Now consider that the Greek term aner (ανηρ, G435) is found in John 4.17-18:
– John 4.17a “The gune answered and said, ‘I have no aner.’…”
– John 4.17b “Jesus said… ‘Thou… have no aner:'”
– John 4.18a “…thou hast had five aner[s].”
– John 4.18b “…whom you now hast is not thy aner…”

In both verses, the KJV translates the Greek term aner with the English term “husband”:
– John 4.17a “The gune answered and said, ‘I have no husband.’…”
– John 4.17b “Jesus said… ‘Thou… have no husband:'”
– John 4.18a “…thou hast had five husbands.”
– John 4.18b “…whom you now hast is not thy husband…”

So consider what happens if the English were to translate the Greek term aner with the English term “man”:
– John 4.17a “The gune answered and said, ‘I have no “man”.’…”
– John 4.17b “Jesus said… ‘Thou… have no “man”:'”
– John 4.18a “…thou hast had five “men”.”
– John 4.18b “…whom you now hast is not thy “man”…”

If that were to be done, the manner in which the English reader reads those verses automatically changes.

If that were to be done, John 4.18 changes significantly. Jesus would not be making a statement about her relationship status of not being in a ‘marriage’.

Instead, Jesus would be making a declaration to her for having a personal relationship with an aner that is not truly hers.

If that were done, that choice of translation changes things, in a profound way.

The lingual reality is that the above potential meanings actually exist within the Greek. Those profound realities are capable of being interpreted in the Greek, but are absent in the English, all because of the way in which the English translates the Greek terms.

What is her relational status?

In the English, she had five relationships that modern English readers would classify as five separate states of “marriage” and the relationship she was in was not a “marriage”.

In the Greek, her relational status as it relates to our concept of “marriage” is far more difficult to ascertain.

If the English were to do as I have postulated: translate the Greek term gune into the English term “woman” and translate the Greek term aner into the English term “man”, then the English reader would see what the Greek contains.

But that is not what is done.

 
It is linguistic simplicity that I believe the English reader deserves.

In essence, since the New Testament is Koine Greek, then translate that Koine Greek into “Koine” English.

In other words, for the Greek term aner do not make a lingual distinction in the English by translating that one Greek term into two different English terms, the Koine Greek makes no distinction, neither should the English translation.

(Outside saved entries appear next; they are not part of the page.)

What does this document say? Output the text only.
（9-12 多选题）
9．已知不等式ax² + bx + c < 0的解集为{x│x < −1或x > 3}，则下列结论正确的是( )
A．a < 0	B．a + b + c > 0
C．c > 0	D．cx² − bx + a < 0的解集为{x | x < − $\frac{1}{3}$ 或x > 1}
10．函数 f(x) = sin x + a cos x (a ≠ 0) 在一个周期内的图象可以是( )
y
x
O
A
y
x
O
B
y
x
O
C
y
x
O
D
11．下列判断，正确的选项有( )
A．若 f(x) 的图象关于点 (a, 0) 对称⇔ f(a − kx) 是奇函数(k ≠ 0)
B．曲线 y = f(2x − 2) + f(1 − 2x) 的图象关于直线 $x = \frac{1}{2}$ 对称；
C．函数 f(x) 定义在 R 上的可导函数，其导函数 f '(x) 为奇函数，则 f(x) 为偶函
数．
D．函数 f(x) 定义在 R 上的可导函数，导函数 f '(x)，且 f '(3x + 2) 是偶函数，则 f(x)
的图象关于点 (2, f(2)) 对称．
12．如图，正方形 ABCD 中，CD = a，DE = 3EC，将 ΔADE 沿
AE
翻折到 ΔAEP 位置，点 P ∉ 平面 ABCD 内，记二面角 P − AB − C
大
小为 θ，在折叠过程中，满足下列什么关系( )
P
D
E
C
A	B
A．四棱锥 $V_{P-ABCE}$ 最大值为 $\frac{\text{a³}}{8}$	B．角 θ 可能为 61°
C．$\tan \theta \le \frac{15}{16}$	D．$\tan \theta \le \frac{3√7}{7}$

In other words, for the Greek term gune do not make a linqual distinction in the English by translating that one Greek term into two different English terms, the Koine Greek makes no distinction, neither should the English translation.

In other words, express the Greek in simple English terms.
The Greek term aner means “man” in simple terms.
The Greek term gune means “woman” in simple terms.

Translate from Koine Greek to “Koine” English, and allow the English reader to read and draw their own conclusions as to whether a “man” and a “woman” are in some kind of personal relationship.